2. Execute the training script with:
python3 train.py
This command initiates the training loop that optimizes our network weights. You should see the loss decreasing over time as the network learns.
Epoch 0 – Loss: 0.35371
Epoch 1000 – Loss: 0.25000
Epoch 2000 – Loss: 0.24955
Epoch 3000 – Loss: 0.24767
Epoch 4000 – Loss: 0.23425
Epoch 5000 – Loss: 0.17842
Epoch 6000 – Loss: 0.06636
Epoch 7000 – Loss: 0.02008
Epoch 8000 – Loss: 0.01001
Epoch 9000 – Loss: 0.00636
Training complete. Weights saved in 'model_weights/'.
Step 4: Testing the Network
1. Create test.py to evaluate our trained model.

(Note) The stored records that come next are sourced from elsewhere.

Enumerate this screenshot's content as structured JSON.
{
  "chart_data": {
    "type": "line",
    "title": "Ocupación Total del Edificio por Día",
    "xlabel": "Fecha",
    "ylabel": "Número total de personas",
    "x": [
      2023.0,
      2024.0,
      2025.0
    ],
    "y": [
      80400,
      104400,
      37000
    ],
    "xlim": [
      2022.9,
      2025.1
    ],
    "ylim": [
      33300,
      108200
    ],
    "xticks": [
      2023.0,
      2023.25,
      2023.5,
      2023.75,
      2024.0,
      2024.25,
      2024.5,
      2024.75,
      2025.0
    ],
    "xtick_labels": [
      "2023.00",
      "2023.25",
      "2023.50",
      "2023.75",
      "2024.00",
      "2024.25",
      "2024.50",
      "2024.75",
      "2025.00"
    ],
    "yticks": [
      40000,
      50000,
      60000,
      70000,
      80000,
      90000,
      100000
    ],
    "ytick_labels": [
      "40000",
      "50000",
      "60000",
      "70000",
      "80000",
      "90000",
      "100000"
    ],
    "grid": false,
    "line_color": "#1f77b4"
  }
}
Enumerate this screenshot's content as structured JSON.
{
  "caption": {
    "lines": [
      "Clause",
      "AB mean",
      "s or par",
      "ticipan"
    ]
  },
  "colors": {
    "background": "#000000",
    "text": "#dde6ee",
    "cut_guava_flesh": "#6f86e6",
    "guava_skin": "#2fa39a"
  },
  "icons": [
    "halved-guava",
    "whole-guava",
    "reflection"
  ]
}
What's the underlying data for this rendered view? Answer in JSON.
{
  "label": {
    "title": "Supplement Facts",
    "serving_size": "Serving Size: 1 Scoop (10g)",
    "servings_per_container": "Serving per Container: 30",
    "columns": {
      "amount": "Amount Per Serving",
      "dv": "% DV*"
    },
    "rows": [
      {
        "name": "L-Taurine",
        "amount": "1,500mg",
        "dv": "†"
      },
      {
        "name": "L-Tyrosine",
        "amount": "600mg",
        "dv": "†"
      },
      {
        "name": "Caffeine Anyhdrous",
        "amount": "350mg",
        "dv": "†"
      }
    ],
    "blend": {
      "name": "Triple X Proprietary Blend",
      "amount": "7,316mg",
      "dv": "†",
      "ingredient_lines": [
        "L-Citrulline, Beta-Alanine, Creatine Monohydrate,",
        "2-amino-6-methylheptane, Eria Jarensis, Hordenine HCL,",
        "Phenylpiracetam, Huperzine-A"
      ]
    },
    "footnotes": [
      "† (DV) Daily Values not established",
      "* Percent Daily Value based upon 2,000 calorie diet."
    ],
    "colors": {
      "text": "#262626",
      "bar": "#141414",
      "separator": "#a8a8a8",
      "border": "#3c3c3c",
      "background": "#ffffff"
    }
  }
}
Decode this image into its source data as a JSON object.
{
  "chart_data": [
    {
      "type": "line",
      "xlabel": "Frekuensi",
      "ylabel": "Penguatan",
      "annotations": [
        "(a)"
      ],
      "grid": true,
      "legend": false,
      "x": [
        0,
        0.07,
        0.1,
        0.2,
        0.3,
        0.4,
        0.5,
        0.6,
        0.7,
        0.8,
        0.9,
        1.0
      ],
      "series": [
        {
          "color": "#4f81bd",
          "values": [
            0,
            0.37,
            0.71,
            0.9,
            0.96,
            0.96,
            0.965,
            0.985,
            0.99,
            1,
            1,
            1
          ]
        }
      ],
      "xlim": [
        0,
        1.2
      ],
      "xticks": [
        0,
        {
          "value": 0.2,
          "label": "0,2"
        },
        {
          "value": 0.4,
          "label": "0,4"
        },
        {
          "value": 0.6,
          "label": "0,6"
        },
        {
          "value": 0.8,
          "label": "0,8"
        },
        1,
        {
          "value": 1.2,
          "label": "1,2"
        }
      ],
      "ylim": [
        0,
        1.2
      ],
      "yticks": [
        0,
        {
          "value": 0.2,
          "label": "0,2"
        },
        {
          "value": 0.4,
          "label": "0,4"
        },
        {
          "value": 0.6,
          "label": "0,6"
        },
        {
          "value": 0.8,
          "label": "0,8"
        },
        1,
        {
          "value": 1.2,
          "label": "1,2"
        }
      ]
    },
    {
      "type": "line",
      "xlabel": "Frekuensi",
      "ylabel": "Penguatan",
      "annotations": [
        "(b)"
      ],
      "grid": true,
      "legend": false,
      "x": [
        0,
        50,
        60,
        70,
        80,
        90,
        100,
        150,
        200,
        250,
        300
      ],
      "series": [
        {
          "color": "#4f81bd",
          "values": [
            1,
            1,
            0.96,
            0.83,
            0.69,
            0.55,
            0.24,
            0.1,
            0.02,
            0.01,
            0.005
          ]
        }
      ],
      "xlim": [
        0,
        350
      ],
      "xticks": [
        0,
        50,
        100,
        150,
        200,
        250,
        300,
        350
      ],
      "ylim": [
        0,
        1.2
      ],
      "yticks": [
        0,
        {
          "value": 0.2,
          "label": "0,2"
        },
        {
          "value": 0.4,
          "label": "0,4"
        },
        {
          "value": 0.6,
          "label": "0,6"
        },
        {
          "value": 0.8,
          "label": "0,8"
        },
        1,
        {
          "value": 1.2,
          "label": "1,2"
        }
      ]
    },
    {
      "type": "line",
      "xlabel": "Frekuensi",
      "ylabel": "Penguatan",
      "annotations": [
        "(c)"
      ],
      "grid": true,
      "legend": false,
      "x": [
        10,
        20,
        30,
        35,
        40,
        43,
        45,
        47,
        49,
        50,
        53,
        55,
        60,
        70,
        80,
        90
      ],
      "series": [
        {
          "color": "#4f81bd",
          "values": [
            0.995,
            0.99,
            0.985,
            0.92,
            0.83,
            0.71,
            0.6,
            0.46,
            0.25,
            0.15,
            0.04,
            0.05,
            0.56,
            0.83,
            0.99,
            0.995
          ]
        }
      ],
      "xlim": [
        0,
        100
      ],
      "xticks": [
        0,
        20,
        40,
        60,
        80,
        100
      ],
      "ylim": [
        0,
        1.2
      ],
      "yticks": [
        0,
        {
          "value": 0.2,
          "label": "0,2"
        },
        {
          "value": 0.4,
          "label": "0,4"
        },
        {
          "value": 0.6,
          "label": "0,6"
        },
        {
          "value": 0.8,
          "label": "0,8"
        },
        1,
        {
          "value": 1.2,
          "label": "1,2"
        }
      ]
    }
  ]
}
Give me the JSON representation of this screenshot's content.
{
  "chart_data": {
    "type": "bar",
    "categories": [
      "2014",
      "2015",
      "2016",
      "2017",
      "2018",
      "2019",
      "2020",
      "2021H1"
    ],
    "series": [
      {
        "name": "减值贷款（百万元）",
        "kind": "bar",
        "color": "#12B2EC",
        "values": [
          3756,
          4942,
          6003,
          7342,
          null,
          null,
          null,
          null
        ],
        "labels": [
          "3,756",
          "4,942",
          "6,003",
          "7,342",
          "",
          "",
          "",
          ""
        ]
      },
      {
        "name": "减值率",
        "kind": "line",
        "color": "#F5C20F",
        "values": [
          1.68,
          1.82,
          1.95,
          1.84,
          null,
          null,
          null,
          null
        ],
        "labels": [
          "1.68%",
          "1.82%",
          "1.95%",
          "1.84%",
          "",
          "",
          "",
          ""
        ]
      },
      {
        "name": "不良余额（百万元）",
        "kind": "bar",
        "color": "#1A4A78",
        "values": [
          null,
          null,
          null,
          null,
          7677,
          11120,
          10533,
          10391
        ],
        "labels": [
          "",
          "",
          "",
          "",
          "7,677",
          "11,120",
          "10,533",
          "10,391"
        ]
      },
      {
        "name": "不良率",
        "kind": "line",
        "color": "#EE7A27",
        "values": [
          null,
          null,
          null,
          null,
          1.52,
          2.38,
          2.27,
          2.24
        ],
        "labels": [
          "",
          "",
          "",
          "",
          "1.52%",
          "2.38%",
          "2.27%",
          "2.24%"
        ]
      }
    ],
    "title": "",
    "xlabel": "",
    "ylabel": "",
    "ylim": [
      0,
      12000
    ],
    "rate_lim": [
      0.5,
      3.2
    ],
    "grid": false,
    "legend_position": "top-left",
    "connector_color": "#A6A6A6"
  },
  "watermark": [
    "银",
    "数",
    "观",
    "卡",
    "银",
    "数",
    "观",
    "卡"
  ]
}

This verifies if our network learned the XOR function correctly:
nano test.py
Add the following code.
import cupy as cp
from nn import SimpleNeuralNetwork
# XOR input
X = cp.array([[0, 0],
[0, 1],
[1, 0],
[1, 1]])
# Load model
nn = SimpleNeuralNetwork(input_size=2, hidden_size=4, output_size=1)
nn.load_model()
# Predict
output = nn.forward(X)
print("Predicted Output:")
print(cp.round(output, 3).get()) # Move to CPU and print
2. Run the test script to see the predictions:
python3 test.py
The output shows how well our network approximates the XOR function. Values close to 0 or 1 indicate successful learning.
Predicted Output:
[[0.07 ]
[0.935]
[0.935]
[0.07 ]]
Conclusion
In this tutorial, we’ve successfully implemented a neural network from scratch using CuPy on an Ubuntu GPU server. By leveraging GPU acceleration through CuPy, we achieved significant performance improvements over traditional CPU-based implementations. The comprehensive solution, from environment setup to training and testing, demonstrates how accessible GPU computing can be for deep learning tasks.